I didn’t say anything and she embraced my knees murmuring Love me Savior, I have only you, don’t leave me, what do you need to love me more? what do you need to know I need you?
She looked at me as I believe one kneels and really looks at the “Savior,” as she called me.
Did I want to know about her past? Like in the song, only if I got her what she needed, “Savior, I depend on you, I don’t want to go out on the street, I’m here with you but you have to give me what I need, please, Savior, help me recover the good and leave the bad behind, first I need relief, then I swear I’ll settle down, I’ll be good, I won’t hurt myself anymore, Savior, Salvador, go out and get me what I need and I swear I’ll reform, understand that I have two I’s like the cartoon El Señor Merengue, and the other I commands more than I do myself, what am I leaving behind? help me recover my soul, Savior, you know I’m good, don’t think I have a taste for what’s bad, don’t think I like what’s ugly, it’s in spite of myself, I want to be good, look, I want to have a baby with you, Savior, make me a baby right now so I’m redeemed…”
She fell asleep. I already knew her sleep was a foretaste of death. I went out to get what she wanted. I came back. I watched over her. I spent the night watching. At six in the morning, Lucha Zapata woke, looked at me in anguish from the bare mat, and I soothed the entreaty in her eyes right away, giving her the injection and the syringe, helping her tie up her arm, watching her travel from hell to heaven and fall back to sleep.
I came back that night. She was sitting in one of those little Mexican chairs with a straw seat and brightly colored back, like a little girl being punished. I smiled at her. She looked up. A venomous sky struggled between her lids. She hugged herself with contained violence.
“You want me to repent just to give you pleasure,” she spat at me. “You’re like everybody else.”
I caressed her head. She moved away contemptuously.
“You think you can control me?” She laughed. “Not even love controls me. Falling in love is submitting. I’m independent.”

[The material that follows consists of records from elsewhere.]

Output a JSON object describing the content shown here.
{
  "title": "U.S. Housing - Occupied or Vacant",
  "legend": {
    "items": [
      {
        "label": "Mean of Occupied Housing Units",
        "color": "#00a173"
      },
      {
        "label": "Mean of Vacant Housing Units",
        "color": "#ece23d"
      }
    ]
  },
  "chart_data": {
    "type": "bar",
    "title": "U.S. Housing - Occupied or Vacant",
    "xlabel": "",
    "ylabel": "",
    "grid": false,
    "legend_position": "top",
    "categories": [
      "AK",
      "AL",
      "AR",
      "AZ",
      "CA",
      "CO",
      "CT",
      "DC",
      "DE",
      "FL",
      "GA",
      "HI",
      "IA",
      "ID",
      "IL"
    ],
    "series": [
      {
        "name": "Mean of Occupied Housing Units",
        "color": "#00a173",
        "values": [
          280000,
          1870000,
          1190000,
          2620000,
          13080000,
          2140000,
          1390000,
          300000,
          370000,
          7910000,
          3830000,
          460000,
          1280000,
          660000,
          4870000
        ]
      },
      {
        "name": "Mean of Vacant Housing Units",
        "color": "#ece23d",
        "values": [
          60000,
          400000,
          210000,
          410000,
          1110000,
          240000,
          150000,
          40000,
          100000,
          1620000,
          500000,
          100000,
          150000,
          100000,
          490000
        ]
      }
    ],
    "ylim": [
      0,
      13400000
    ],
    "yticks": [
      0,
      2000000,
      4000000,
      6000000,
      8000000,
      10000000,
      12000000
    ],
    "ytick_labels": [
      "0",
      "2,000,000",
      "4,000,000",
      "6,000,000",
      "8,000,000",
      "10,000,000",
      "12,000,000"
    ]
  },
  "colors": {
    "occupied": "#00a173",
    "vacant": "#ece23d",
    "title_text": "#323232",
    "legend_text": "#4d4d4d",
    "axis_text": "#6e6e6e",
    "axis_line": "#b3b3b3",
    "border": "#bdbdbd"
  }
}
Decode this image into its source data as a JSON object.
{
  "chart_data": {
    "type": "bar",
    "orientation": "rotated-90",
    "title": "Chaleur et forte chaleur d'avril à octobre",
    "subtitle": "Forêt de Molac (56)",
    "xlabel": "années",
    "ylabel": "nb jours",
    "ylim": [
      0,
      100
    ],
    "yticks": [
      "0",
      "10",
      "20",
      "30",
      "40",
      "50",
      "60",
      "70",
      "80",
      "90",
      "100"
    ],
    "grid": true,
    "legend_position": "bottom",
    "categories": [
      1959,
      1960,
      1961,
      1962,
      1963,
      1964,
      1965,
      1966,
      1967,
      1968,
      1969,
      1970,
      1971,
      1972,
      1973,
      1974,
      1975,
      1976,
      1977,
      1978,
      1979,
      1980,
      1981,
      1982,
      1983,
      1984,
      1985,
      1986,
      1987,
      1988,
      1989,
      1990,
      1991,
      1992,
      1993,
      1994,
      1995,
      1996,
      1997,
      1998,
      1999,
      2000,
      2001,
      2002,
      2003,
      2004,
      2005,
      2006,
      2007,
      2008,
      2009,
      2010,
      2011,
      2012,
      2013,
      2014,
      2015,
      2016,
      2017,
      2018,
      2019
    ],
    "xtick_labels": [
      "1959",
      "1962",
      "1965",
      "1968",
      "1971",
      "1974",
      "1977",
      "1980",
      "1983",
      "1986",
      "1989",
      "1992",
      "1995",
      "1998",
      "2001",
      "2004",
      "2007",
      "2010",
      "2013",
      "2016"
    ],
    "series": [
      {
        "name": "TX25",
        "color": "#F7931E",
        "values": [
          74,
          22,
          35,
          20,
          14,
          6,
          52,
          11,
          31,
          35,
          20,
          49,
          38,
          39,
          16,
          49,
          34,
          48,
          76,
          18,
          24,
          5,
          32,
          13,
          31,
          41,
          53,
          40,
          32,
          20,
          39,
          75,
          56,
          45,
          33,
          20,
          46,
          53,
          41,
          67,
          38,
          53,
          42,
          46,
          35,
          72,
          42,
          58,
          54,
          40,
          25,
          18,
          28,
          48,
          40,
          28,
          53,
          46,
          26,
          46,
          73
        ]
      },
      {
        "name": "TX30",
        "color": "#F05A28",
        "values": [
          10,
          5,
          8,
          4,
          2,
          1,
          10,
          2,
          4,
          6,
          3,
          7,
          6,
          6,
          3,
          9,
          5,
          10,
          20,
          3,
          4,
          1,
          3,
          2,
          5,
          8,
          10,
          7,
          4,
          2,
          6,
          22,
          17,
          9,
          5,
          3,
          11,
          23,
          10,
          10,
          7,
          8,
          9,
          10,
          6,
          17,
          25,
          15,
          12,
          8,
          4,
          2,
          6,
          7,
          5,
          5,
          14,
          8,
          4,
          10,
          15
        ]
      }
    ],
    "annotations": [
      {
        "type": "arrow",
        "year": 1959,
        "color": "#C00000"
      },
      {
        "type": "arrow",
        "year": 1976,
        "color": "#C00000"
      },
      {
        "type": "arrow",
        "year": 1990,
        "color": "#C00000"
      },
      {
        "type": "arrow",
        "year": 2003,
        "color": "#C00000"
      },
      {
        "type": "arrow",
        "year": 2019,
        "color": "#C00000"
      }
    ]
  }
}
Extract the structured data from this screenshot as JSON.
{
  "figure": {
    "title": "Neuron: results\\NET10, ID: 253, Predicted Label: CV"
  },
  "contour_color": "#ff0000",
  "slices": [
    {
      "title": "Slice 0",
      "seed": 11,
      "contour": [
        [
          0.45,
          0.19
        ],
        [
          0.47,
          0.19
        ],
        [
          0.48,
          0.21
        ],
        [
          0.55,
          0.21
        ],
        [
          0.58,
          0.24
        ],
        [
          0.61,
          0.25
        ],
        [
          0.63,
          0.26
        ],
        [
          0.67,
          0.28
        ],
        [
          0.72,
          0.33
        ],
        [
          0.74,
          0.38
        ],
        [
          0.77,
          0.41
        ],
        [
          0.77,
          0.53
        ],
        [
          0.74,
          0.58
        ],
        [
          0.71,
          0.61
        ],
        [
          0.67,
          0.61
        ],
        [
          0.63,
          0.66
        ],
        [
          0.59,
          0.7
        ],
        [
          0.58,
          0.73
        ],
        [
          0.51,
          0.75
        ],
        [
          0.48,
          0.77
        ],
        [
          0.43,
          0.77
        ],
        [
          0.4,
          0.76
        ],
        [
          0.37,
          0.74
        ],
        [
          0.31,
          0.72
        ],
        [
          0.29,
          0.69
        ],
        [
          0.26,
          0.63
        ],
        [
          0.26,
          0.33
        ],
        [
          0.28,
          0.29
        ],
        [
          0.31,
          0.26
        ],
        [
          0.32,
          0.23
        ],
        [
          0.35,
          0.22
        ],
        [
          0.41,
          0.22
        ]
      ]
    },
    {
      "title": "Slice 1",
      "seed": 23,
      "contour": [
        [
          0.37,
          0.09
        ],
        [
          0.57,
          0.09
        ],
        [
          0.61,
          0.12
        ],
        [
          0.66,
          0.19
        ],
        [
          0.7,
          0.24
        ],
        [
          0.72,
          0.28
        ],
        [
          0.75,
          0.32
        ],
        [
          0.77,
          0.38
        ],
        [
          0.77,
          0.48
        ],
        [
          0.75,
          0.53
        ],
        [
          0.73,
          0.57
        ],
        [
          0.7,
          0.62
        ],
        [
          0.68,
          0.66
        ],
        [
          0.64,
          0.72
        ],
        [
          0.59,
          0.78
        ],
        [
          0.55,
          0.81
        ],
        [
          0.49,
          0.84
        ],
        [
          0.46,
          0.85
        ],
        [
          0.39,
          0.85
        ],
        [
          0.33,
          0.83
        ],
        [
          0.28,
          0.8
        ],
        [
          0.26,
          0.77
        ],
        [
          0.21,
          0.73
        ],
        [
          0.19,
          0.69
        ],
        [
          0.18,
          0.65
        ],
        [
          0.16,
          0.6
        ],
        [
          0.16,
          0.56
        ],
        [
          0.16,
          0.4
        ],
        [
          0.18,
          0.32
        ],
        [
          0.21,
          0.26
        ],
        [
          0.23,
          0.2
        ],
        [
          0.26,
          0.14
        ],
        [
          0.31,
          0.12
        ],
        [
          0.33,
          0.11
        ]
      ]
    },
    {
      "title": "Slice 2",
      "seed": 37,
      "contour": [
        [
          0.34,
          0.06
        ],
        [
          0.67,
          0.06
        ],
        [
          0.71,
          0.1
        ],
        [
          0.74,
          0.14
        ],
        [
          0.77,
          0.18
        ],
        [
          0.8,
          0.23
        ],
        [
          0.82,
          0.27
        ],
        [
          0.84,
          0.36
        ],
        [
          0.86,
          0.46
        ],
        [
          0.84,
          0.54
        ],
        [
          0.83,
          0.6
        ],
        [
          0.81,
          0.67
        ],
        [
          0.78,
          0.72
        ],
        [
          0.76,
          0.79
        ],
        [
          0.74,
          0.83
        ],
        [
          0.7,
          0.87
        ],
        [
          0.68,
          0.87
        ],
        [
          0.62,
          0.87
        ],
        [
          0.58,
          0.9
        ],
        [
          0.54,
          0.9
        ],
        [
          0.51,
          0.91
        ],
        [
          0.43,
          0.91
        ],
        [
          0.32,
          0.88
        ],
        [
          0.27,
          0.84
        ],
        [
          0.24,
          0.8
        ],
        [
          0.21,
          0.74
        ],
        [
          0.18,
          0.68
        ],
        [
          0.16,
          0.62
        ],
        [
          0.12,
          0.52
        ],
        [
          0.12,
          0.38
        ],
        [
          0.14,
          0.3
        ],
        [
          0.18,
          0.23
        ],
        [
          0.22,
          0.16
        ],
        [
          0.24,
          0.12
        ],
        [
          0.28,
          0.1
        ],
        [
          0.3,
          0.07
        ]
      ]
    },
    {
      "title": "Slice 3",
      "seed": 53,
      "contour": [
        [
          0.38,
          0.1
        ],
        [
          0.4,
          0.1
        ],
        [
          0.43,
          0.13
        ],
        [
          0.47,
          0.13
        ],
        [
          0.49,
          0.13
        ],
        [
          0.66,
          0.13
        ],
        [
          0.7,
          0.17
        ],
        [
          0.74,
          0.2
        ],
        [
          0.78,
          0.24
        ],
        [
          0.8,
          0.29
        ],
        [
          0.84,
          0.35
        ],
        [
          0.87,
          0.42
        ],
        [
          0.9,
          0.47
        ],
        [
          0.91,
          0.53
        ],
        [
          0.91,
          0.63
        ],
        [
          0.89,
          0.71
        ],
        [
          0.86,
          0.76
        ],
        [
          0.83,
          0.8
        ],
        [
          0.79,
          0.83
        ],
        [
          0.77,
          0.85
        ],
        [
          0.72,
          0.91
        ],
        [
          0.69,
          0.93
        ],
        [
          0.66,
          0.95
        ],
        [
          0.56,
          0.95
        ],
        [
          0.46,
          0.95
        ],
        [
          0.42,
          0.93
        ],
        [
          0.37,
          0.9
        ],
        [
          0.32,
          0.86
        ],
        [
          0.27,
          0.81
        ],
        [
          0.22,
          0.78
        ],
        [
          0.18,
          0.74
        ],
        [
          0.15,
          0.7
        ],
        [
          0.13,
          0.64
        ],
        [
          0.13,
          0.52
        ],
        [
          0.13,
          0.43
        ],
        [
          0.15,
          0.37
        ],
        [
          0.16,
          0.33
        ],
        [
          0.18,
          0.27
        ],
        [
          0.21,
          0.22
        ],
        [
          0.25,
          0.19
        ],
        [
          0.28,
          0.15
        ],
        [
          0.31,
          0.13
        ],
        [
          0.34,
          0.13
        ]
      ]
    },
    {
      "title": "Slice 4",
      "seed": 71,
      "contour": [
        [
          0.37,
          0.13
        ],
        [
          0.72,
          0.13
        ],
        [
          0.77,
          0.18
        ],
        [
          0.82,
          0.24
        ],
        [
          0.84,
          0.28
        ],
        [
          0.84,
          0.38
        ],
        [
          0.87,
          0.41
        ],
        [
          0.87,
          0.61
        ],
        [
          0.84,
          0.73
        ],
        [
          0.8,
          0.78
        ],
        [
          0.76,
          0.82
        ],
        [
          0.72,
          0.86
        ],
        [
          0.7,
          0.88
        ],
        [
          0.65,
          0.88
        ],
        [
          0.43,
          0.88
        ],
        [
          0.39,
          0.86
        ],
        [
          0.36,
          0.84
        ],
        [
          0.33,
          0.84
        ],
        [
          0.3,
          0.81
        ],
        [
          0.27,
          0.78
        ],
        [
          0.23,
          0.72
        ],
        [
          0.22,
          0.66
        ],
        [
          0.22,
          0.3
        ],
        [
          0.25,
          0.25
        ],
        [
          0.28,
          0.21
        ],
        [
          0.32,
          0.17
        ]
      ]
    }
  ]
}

“No,” I said without sadness. “You depend on drugs. You’re a poor slave, Lucha, don’t pretend to be independent. Don’t make me laugh. You make me sad.”
She let out an animal shout, the authentic howl of a wounded beast, arbitrary, arbitrary, she began to shout, you think habit can control, nothing controls me, where did you put my aviator helmet? only flying pacifies me, take me to the airport, give me a plane, let me fly like a free bird…
She stood and embraced me.
“Do it for your sweet mamacita.”
“I don’t know her.”
“Then for charity.”
“I don’t have any.”
“What do you have?”
“Love and compassion.”
“Have compassion for yourself, asshole.”
And the demon of consequences, what about him?
MY DISTINGUISHED READERS will say that going from Lucha Zapata’s house to the prison of Miguel Aparecido was like passing from one hell to another. Not at all. Compared to the house on Cerrada de Chimalpopoca, the San Juan de Aragón prison was barely a purgatory.